Jungenzeit
Dieses Kapitel wird versuchen, das Leben Jesu in chronologischer Reihenfolge zu betrachten und alle Ereignisse in eine Reihenfolge zu bringen. Im letzten Kapitel haben wir einen Überblick über die 7 Hauptperioden in Seinem Leben gegeben. In diesem Kapitel werden wir damit beginnen, die Informationen zur Zeit Seiner Jugend darzustellen. Hoffentlich haben Sie den Leseführer benutzt, um vorauszulesen.
1. Einführung
Das Evangelium nach Lukas ist das einzige, das andeutet, dass es als Brief geschrieben wurde, und daher erklärt die Einleitung den Grund für den Brief. Das Evangelium nach Lukas ist das historischste und enthält die meisten Details (119 der insgesamt 154 Ereignisse werden in Lukas beschrieben).

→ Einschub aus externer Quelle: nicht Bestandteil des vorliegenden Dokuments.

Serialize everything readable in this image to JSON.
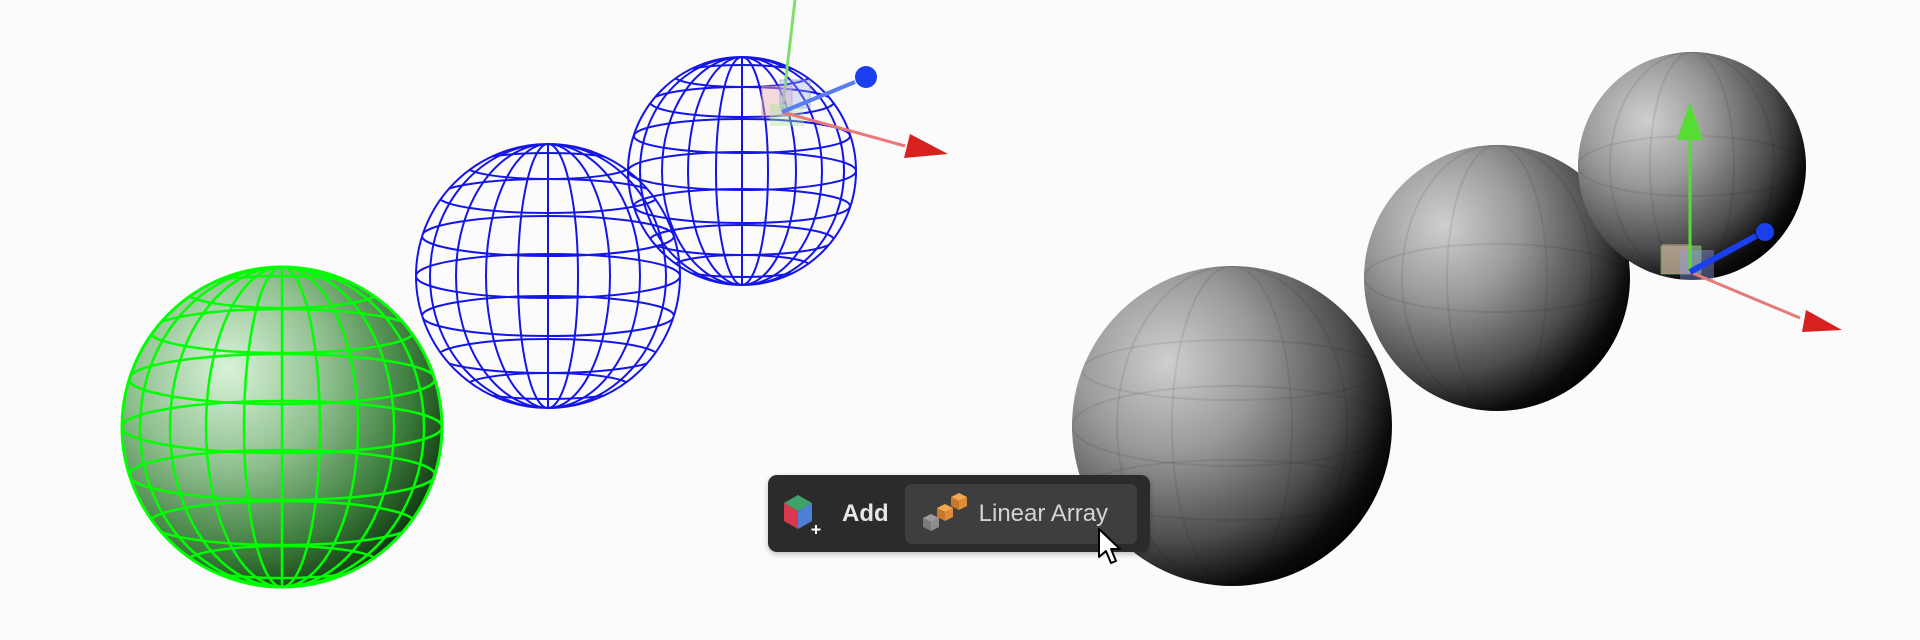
{
  "toolbar": {
    "add_button": {
      "label": "Add",
      "icon": "add-object-icon"
    },
    "linear_array_button": {
      "label": "Linear Array",
      "icon": "linear-array-icon"
    }
  },
  "viewport": {
    "left_group": {
      "selected_object_color": "#00ff00",
      "wireframe_color": "#1010e6"
    },
    "right_group": {
      "shading": "solid gray"
    },
    "gizmo_colors": {
      "x_axis": "#e52222",
      "y_axis": "#55dd33",
      "z_axis": "#1a3ff0"
    }
  },
  "cursor": {
    "icon": "mouse-pointer-icon"
  }
}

Johannes' Prolog (Im Anfang war das Wort...) kündigte das Thema seines Evangeliums an. Dies unterscheidet sich von Lukas, da es kein Brief ist, und von den anderen, da Matthäus und Markus ihre Erzählung von ganz am Anfang ihrer Bücher beginnen. Die ersten 18 Verse von Johannes fassen das Leben und den Zweck Christi zusammen und definieren Seine Natur und Herkunft von Anfang an im Buch – dann erzählt er in Vers 19 die Geschichte weiter, beginnend mit der Predigt von Johannes.
2. Die Stammbäume
Matthäus 1:1-17; Lukas 3:23-38
Bevor irgendwelche Handlungen oder Persönlichkeiten eingeführt werden, wird die Genealogie Jesu angegeben, um mehrere Dinge festzustellen:
- Sein Platz innerhalb der jüdischen Gemeinschaft – Du warst Judas, weil du zur Nation gehörtest, und dein Platz in der Nation wurde in den Aufzeichnungen der Familien und ihrer Nachkommen bestätigt und erhalten (schriftliche Aufzeichnungen).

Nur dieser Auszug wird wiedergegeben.